Mientras los políticos discuten de porcentajes, Sello 360 auditó la letra chica para que los tucumanos entiendan exactamente cómo van a aumentar sus boletas a fin de mes.
La tijera de Buenos Aires: un límite de consumo irreal
El Gobierno Nacional cambió las reglas de los subsidios y puso un "cepo" a la cantidad de electricidad que van a ayudar a pagar. El problema es que ese límite se calculó en una oficina en Buenos Aires, totalmente desconectada de cómo se vive en Tucumán.
Nación dice que solo subsidia hasta 300 kilovatios (kWh) por mes durante gran parte del año. Cualquier familia tucumana supera ese límite rápidamente con solo prender la heladera, usar el lavarropas y encender un aire acondicionado o una estufa.
A esto se suma el desconocimiento total de nuestra geografía: por un error de escritorio, dejaron afuera a localidades como Tafí del Valle de los beneficios de "zona cálida". Es decir, aplican reglas generales castigando a tucumanos que viven realidades climáticas muy distintas.
El silencio de Tucumán y los 60.000 subsidios a punto de perderse
Mientras la Nación recorta, la provincia mira para otro lado. El ente regulador tucumano (ERSEPT) le firmó a EDET el aumento del 10%, pero se "olvidó" de avisar algo más grave: hay cerca de 60.000 familias en Tucumán a punto de perder su subsidio nacional.
¿Por qué? Por una trampa burocrática. El Estado exige hacer un trámite online complejo cruzando datos de CUIL y número de medidor. Quien no sabe hacerlo, no tiene internet o se confunde, es borrado del sistema automáticamente. El ente provincial, que debería defender al usuario, se limitó a aprobar el tarifazo de EDET sin armar un operativo de emergencia para ayudar a la gente a no perder esa ayuda vital.
Tarifa de primera, servicio de cuarta
Más allá de la calculadora, hay una realidad que se sufre todos los días: el servicio de EDET es pésimo.

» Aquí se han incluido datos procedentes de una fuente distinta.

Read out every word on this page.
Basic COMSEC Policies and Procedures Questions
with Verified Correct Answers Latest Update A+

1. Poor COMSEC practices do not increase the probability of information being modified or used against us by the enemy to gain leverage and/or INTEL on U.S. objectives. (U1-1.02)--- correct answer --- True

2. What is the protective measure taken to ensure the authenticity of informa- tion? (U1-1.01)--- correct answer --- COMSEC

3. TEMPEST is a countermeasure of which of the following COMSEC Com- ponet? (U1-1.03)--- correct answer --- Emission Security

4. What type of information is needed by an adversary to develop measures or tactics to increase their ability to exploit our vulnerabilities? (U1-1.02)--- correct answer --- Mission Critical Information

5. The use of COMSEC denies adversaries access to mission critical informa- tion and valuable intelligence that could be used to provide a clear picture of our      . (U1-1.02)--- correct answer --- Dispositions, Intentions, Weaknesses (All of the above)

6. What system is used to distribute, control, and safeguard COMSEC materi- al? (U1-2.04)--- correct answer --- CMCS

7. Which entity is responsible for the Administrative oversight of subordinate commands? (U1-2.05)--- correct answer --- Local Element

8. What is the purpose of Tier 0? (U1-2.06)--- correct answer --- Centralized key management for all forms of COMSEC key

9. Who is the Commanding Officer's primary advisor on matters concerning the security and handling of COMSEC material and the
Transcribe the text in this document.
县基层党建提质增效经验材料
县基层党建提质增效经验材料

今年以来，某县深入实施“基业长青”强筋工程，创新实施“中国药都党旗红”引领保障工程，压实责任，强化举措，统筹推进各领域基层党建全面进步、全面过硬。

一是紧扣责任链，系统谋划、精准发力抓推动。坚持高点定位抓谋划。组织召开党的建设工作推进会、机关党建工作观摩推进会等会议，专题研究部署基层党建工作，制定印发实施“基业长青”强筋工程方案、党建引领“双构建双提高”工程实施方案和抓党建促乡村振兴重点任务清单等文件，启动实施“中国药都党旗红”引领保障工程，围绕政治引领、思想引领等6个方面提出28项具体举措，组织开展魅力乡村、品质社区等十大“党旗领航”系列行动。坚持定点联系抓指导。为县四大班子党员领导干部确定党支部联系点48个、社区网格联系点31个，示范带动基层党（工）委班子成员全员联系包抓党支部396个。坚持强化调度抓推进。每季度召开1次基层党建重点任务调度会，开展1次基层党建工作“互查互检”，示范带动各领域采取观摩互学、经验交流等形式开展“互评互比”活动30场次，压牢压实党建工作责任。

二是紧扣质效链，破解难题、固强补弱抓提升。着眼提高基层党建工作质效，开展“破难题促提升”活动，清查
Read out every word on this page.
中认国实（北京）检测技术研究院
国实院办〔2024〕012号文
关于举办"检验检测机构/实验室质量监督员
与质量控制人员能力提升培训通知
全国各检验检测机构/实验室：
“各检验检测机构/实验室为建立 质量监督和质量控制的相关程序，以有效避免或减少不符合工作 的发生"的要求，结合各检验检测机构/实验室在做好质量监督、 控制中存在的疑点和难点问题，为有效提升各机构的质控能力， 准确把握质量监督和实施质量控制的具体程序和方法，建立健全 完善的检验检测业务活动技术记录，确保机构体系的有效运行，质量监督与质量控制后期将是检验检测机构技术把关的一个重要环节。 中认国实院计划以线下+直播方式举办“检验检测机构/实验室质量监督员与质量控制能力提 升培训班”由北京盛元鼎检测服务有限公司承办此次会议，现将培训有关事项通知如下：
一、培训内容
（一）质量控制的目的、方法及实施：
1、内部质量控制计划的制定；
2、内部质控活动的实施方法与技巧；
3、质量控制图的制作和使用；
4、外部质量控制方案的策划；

Las bajas de tensión queman los electrodomésticos y los cortes de luz en pleno verano son moneda corriente.
Aquí la culpa es 100% del Gobierno de Tucumán. El Estado es el único que tiene el poder para exigirle a la empresa que invierta, mejore los cables y deje de cortar el suministro. Sin embargo, avalan aumentos de tarifa sin obligarlos a mejorar el servicio. Si los usuarios se atrasan un día en pagar, les cortan la luz con intereses; pero cuando EDET los deja a oscuras, el Estado no los castiga con la misma dureza.
La calculadora del bolsillo: por qué el 10% es mentira
La trampa final se cierra cuando llegan las boletas. Si una familia se pasa del límite de 300 kWh que impuso la Nación (suponiendo un consumo de 350 kWh), ese "excedente" de 50 kWh no tiene ningún subsidio y no sube un 10%: se lo cobra a precio VIP, lo más caro del mercado.
A ese extra carísimo, se le suma el nuevo cuadro tarifario provincial. Por lo tanto, el aumento real que se van a ver en las boletas tucumanas no va a ser del 10%. Va a ser un salto tremendo que el Estado ocultó en la letra chica.
El ajuste energético en Tucumán no es un accidente. Es el resultado de funcionarios nacionales que miran planillas de excel sin pisar el norte, y de funcionarios provinciales que aprueban aumentos sin exigir respeto al consumidor.